Me obligué a respirar.
Tenía que pensar.
Subí nuevamente al dormitorio principal.
Los cajones estaban casi vacíos.
Faltaban sus vestidos favoritos.
Su computadora portátil.
Los documentos del bebé.
Incluso el álbum donde guardábamos las ecografías.
Solo entonces descubrí algo extraño.
En el fondo del clóset seguía una pequeña caja metálica.
La reconocí enseguida.
Era donde Sarah guardaba nuestros documentos importantes.
La abrí.
Estaba completamente vacía.
Excepto por un sobre blanco.
Mi nombre aparecía escrito con su letra.
Richard.
Lo abrí con manos temblorosas.
Dentro había una sola hoja.
“Si estás leyendo esto, significa que llegaste a casa después de otra noche con Vanessa.”
Sentí un golpe en el pecho.
Continué leyendo.
“No te preocupes por buscarme donde siempre buscabas controlarme. Ya no estoy allí.”
Cada palabra parecía escrita con una calma aterradora.
“No me fui porque dejaras de quererme.”
“Me fui porque dejé de reconocer a la persona en la que me convertí intentando convencerte de que nuestra familia importaba.”
Apreté el papel con fuerza.
Al final había una última línea.
“La llave ya no está donde tú crees.”
¿Qué llave?
Miré alrededor de la habitación.
Entonces recordé.
La caja de seguridad del banco.
Siempre guardábamos una llave de repuesto dentro del viejo reloj de mi abuelo.
Corrí hacia la biblioteca.
Abrí el reloj.
El compartimento estaba vacío.
La llave había desaparecido.
Una hora después llegué al banco.
La gerente me recibió con una expresión incómoda.
—Señor Dalton…
Necesito acceder a la caja de seguridad.
Ella revisó la computadora.
Después levantó lentamente la vista.
—Lo siento.
La caja fue cerrada ayer por la tarde.
Sentí que el suelo desaparecía.
—¿Cómo que cerrada?
—La señora Sarah Dalton vino personalmente.
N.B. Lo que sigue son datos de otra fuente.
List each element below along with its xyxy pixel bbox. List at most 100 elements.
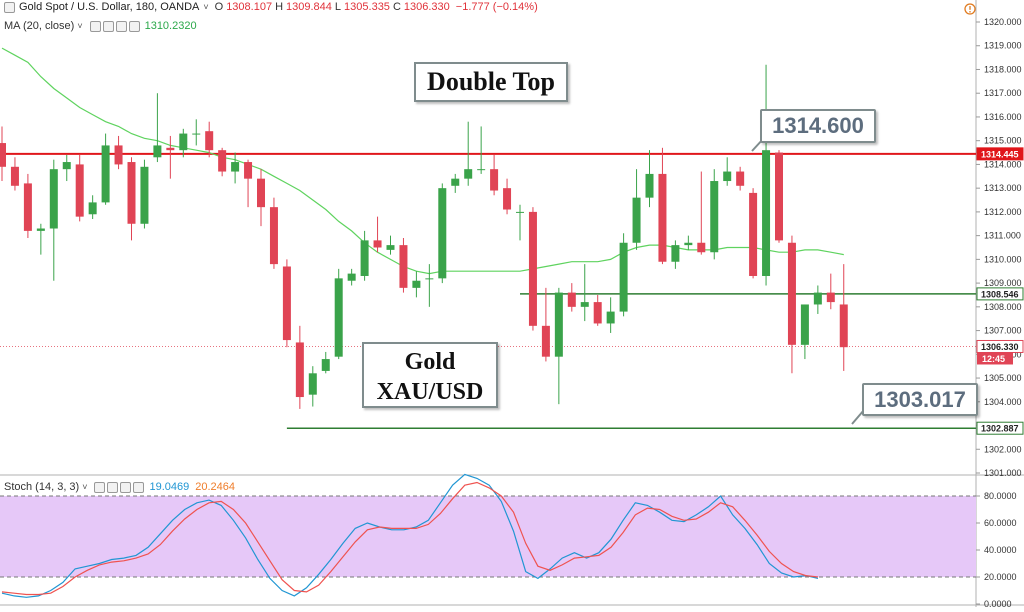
candle[interactable] [671,240,680,269]
candle[interactable] [464,121,473,186]
candle[interactable] [762,64,771,286]
candle[interactable] [153,93,162,163]
candle[interactable] [593,294,602,326]
add-icon[interactable] [115,20,127,32]
candle-body [257,178,265,208]
candle-body [23,183,32,231]
eye-icon[interactable] [94,481,106,493]
candle[interactable] [658,147,667,265]
settings-icon[interactable] [102,20,114,32]
candle[interactable] [528,207,537,331]
stoch-axis-tick-label: 40.0000 [984,545,1017,555]
candle[interactable] [477,126,486,174]
chevron-down-icon[interactable]: ˅ [203,2,209,12]
candle[interactable] [787,235,796,374]
candle[interactable] [75,154,84,222]
candle-body [62,162,71,170]
candle[interactable] [282,259,291,348]
candle[interactable] [813,285,822,314]
candle[interactable] [308,366,317,407]
candle[interactable] [257,169,265,227]
candle[interactable] [386,235,395,255]
candle[interactable] [736,166,745,191]
candle[interactable] [749,188,758,279]
candle[interactable] [425,264,434,307]
candle-body [736,171,745,186]
candle[interactable] [451,173,460,193]
candle[interactable] [723,157,732,186]
candle-body [179,133,188,151]
candle[interactable] [244,159,253,208]
candle[interactable] [554,287,563,405]
candle-body [347,273,356,281]
chevron-down-icon[interactable]: ˅ [82,482,88,492]
candle[interactable] [399,238,408,293]
candle[interactable] [632,169,641,250]
candle[interactable] [218,147,227,177]
candle[interactable] [179,128,188,158]
candle[interactable] [205,121,214,158]
candle[interactable] [490,154,499,196]
candle-body [114,145,123,165]
collapse-icon[interactable] [4,1,15,13]
candle[interactable] [269,197,278,269]
candle-body [412,280,421,288]
candle[interactable] [516,204,524,241]
candle[interactable] [62,154,71,182]
chevron-down-icon[interactable]: ˅ [77,21,83,31]
candle[interactable] [88,195,97,220]
close-icon[interactable] [133,481,145,493]
candle[interactable] [412,271,421,298]
candle[interactable] [114,135,123,170]
close-label: C [392,1,401,13]
candle-body [619,242,628,312]
candle[interactable] [36,223,45,255]
candle[interactable] [360,230,369,281]
stoch-axis: 80.0000 60.0000 40.0000 20.0000 0.0000 [976,491,1017,609]
price-axis: 1320.000 1319.000 1318.000 1317.000 1316.000… [976,17,1024,478]
candle[interactable] [10,157,19,191]
settings-icon[interactable] [107,481,119,493]
candle[interactable] [503,178,512,215]
candle[interactable] [166,135,175,179]
candle[interactable] [775,150,783,243]
instrument-annotation-line2: XAU/USD [376,379,484,405]
candle[interactable] [373,216,382,253]
candle[interactable] [23,173,32,239]
candle[interactable] [0,126,6,182]
candle-body [632,197,641,243]
candle[interactable] [321,351,330,374]
alert-icon[interactable] [964,3,976,15]
candle[interactable] [101,133,110,205]
candle[interactable] [619,233,628,317]
candle[interactable] [826,273,835,310]
candle[interactable] [541,287,550,362]
candle[interactable] [710,169,719,260]
candle[interactable] [839,264,848,371]
open-value: 1308.107 [226,1,273,13]
candle-body [606,311,615,324]
candle[interactable] [606,297,615,333]
candle[interactable] [231,152,240,184]
price-axis-tick-label: 1309.000 [984,278,1022,288]
eye-icon[interactable] [89,20,101,32]
candle[interactable] [140,159,149,229]
candle[interactable] [645,150,654,208]
candle[interactable] [192,119,201,146]
add-icon[interactable] [120,481,132,493]
open-label: O [214,1,224,13]
candle-body [75,164,84,217]
candle[interactable] [49,159,58,281]
candle[interactable] [567,283,576,312]
candle[interactable] [697,171,706,255]
candle[interactable] [334,268,343,360]
close-icon[interactable] [128,20,140,32]
candle[interactable] [800,304,809,360]
candle[interactable] [295,325,304,409]
candle[interactable] [580,264,589,322]
candle[interactable] [438,183,447,284]
candle[interactable] [347,268,356,286]
candle[interactable] [127,157,136,241]
candle-body [88,202,97,215]
candle[interactable] [684,235,693,250]
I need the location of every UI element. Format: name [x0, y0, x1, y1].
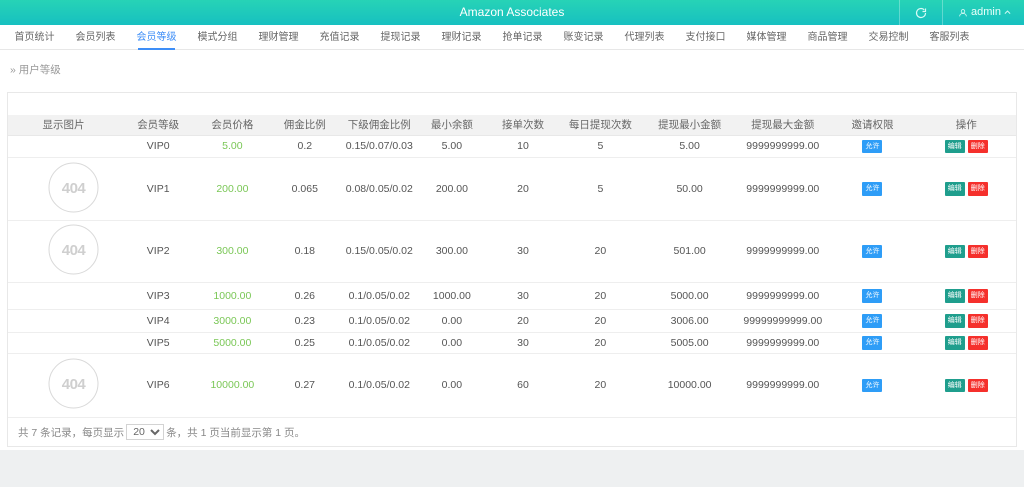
- svg-text:404: 404: [61, 180, 86, 197]
- svg-text:404: 404: [61, 242, 86, 259]
- svg-text:404: 404: [61, 376, 86, 393]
Presentó la documentación correspondiente.
Retiró todo el contenido.
Y canceló el contrato.
Me quedé inmóvil.
—¿Qué retiró?
La gerente negó con educación.
—No puedo revelar el contenido.
Solo puedo confirmar que la operación fue completamente legal.
Llamé inmediatamente a Marcus.
—Quiero solicitar una orden judicial.
Él guardó silencio.
—Richard…
Hay algo que debes saber.
—¿Qué?
—Sarah también vino a verme.
El corazón dejó de latirme por un instante.
—¿Cuándo?
—Hace diecisiete días.
Cerré los ojos.
Diecisiete días.
Todo ese tiempo ella ya sabía.
—¿Para qué?
Marcus respiró profundamente.
—No puedo revelar conversaciones protegidas.
Pero sí puedo decirte una cosa.
Nunca vino a preguntarme cómo quitarte dinero.
Vino a preguntarme cómo proteger legalmente a Ethan.
Aquellas palabras dolieron más que cualquier insulto.
Aquella misma tarde el detective Holloway volvió a llamarme.
—Tenemos otra actualización.
—¿La encontraron?
—No.
Pero encontramos algo en la computadora que Sarah dejó en casa.
Sentí un pequeño alivio.
—¿Qué?
—No borró nada.
Dejó una carpeta completa.
Se llamaba…
Escuché el sonido de unas hojas.
—”Pruebas”.
El aire desapareció de mis pulmones.
—¿Qué clase de pruebas?
—Facturas de hoteles.
Estados de cuenta.
Fotografías.
Capturas de pantalla.
Mensajes entre usted y Vanessa.
Reservaciones de vuelos.
Regalos.
Cronología completa de los últimos seis meses.
Me apoyé contra la pared.
Sarah no había descubierto la aventura recientemente.
La había documentado.
Día por día.
Pago por pago.
Mentira por mentira.
El detective continuó.
—También encontramos otra carpeta.
—¿Cuál?
Su voz cambió ligeramente.
—Se llama “Por si intento volver”.
No fui capaz de hablar.
—Contiene una carta dirigida al juez de familia.
Y un video grabado por su esposa.
Antes de marcharse.
Sentí que todo el mundo comenzaba a girar.
—¿Qué dice?

Hubo un largo silencio.
Después el detective respondió con una frase que me heló la sangre.
—Dice que si usted alguna vez solicita la custodia de Ethan… nos entreguemos primero un sobre sellado que lleva exactamente doce años esperando ser abierto y que demuestra que el mayor secreto de su matrimonio nunca fue Vanessa.